The opportunity in home-based entertainment is immense. As the Indian Entertainment and Media (E&M) industry report 2008 by FICCI and PricewaterhouseCoopers (PwC) points out, “Home video market has witnessed dynamic changes in the last four years, having achieved a growth rate of 30% over the period 2004-2007. Its contribution stands at 8% of the overall film industry revenues in 2007, up from 6% in 2004.” In 2007, the home video market was estimated at Rs 7.5 billion, up from Rs 6.5 billion in 2006, implying a growth of 15% from the previous year. It is expected to reach Rs 15 billion in 2012, translating into a cumulative growth of 15% over the forecast period. Yet, a large chunk of the market remains untapped. Smita Jha, associate director at PwC and an expert on the home entertainment industry, says, “If one were to look at the home entertainment and theatrical market in India, less than 20% of the revenue can be attributed to in-home entertainment and the rest to theatre visits. In the US, in contrast, 70% of the revenue is generated from in-home entertainment and only about 30% from theatres.” Jha believes, companies in the home entertainment space, are expecting the market to swing as out-of-home entertainment becomes more expensive and consumers become more technology savvy. Typically, a family of four or five can watch a movie at home spending a fifth of the amount they would have spent at the theatre.

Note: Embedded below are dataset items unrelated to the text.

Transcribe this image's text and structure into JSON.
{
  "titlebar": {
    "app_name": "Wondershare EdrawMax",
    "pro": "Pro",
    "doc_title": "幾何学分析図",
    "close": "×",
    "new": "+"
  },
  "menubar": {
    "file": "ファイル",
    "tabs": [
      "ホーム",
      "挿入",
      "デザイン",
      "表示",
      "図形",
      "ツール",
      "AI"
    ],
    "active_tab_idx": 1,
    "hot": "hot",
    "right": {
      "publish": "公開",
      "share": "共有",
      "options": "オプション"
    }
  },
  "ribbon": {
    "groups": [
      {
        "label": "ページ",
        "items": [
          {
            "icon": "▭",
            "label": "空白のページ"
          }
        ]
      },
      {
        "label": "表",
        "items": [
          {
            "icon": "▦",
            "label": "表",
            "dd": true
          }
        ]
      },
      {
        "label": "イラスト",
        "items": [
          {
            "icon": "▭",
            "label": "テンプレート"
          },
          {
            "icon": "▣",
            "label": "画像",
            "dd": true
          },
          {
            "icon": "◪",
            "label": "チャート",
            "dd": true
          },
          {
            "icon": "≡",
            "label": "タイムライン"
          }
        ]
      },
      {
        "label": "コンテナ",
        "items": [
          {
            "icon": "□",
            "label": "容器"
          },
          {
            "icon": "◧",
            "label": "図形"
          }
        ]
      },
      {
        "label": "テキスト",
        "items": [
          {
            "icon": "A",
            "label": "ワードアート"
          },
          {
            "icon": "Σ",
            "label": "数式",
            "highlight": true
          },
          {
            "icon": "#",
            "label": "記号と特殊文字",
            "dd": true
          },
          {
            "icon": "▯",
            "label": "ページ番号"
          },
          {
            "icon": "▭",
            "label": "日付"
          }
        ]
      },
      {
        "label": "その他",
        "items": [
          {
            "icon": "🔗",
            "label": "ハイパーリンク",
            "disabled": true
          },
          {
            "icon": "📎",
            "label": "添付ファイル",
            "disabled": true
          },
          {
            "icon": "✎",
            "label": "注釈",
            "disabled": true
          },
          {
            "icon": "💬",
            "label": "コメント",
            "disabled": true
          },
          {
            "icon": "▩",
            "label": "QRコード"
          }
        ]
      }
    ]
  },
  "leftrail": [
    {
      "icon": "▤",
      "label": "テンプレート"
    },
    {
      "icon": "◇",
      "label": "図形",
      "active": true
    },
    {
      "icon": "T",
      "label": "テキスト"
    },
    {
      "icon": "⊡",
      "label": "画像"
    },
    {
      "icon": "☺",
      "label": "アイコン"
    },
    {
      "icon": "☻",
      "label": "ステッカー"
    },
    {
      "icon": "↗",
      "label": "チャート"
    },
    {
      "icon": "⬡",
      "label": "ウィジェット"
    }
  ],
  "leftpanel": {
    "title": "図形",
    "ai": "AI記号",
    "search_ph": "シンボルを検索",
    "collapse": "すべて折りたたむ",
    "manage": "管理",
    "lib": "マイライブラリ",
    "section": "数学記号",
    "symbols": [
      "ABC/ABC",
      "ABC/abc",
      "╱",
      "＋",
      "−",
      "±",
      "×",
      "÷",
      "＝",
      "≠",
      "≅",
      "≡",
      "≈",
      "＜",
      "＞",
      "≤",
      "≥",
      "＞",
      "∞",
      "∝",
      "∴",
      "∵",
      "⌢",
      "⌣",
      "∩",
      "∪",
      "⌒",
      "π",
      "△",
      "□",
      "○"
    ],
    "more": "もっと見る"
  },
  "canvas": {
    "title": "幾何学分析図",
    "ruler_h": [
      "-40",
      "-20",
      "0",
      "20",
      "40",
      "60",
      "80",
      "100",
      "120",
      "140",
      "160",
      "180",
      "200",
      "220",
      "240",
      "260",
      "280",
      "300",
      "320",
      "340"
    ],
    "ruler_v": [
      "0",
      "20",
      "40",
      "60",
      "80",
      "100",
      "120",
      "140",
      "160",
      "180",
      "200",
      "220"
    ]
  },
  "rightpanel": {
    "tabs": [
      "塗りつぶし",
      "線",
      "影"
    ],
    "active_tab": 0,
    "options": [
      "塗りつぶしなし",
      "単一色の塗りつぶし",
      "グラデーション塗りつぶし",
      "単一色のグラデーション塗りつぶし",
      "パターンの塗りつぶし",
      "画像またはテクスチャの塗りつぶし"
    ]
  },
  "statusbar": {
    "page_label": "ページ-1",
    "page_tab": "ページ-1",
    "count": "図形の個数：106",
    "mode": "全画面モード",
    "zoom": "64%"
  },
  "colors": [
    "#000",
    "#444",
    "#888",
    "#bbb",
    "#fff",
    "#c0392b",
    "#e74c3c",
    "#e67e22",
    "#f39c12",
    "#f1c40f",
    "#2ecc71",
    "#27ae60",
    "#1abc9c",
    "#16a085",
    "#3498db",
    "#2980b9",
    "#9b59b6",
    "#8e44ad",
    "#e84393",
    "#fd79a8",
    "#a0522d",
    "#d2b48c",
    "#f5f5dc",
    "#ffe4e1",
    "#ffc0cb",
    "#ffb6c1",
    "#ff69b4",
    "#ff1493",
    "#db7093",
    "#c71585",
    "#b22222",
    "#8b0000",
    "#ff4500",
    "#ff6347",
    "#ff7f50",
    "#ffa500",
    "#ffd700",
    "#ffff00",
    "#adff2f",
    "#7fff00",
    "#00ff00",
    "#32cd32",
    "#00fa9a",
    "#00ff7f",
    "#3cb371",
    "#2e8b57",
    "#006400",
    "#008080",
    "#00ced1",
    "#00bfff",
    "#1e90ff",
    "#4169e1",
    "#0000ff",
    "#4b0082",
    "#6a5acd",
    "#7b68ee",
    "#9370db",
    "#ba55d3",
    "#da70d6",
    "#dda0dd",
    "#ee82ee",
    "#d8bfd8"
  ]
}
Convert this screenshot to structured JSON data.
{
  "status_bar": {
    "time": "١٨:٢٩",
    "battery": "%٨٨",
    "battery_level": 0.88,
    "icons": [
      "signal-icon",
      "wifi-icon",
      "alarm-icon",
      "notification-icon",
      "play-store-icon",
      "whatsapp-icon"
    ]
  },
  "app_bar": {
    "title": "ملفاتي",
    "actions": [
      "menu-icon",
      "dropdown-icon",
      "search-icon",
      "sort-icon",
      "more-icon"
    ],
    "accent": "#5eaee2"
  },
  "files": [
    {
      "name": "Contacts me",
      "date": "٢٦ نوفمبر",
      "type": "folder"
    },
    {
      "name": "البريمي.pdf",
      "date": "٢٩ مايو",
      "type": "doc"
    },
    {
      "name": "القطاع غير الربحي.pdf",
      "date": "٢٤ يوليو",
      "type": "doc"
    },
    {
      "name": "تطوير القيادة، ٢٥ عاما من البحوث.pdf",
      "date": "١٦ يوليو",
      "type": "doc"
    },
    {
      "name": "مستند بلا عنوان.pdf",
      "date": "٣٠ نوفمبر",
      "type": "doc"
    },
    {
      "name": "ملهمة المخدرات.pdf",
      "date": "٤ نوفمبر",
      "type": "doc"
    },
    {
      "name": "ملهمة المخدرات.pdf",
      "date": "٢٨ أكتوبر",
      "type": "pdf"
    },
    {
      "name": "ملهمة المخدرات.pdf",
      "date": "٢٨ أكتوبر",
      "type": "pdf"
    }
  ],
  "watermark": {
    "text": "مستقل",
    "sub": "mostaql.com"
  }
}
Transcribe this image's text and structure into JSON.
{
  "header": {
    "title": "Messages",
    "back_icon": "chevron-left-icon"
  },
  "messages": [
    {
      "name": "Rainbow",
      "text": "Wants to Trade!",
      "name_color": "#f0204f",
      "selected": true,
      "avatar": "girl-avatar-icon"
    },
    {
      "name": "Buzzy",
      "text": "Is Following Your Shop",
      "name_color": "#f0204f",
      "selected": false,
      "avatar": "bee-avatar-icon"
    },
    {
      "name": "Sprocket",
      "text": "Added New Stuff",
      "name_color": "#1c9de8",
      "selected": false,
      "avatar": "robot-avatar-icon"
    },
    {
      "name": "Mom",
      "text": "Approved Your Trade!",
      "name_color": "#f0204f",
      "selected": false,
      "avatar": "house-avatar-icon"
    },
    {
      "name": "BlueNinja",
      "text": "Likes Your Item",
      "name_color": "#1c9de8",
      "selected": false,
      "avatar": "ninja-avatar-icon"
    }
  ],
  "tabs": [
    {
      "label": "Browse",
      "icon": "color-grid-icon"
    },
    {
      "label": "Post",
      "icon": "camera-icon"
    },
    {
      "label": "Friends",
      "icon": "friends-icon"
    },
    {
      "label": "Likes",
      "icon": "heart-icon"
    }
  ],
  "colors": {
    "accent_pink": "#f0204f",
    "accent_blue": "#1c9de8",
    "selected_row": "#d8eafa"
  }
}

How will the next few years pan out for Moser Baer’s entertainment foray? Shonali Magarkatti, associate director, Ernst & Young, points at the challenges, “The Indian home entertainment industry is nascent. The main models are the rental market and the sell through market with DTH players still testing waters. Online and kiosk options are just picking up in India. Acquiring content at an affordable price and overcoming piracy are the biggest challenges.” And given its low margin strategy, distribution will be the key. Magarkatti lays down the recipe for success: strong distribution, right pricing and quality content.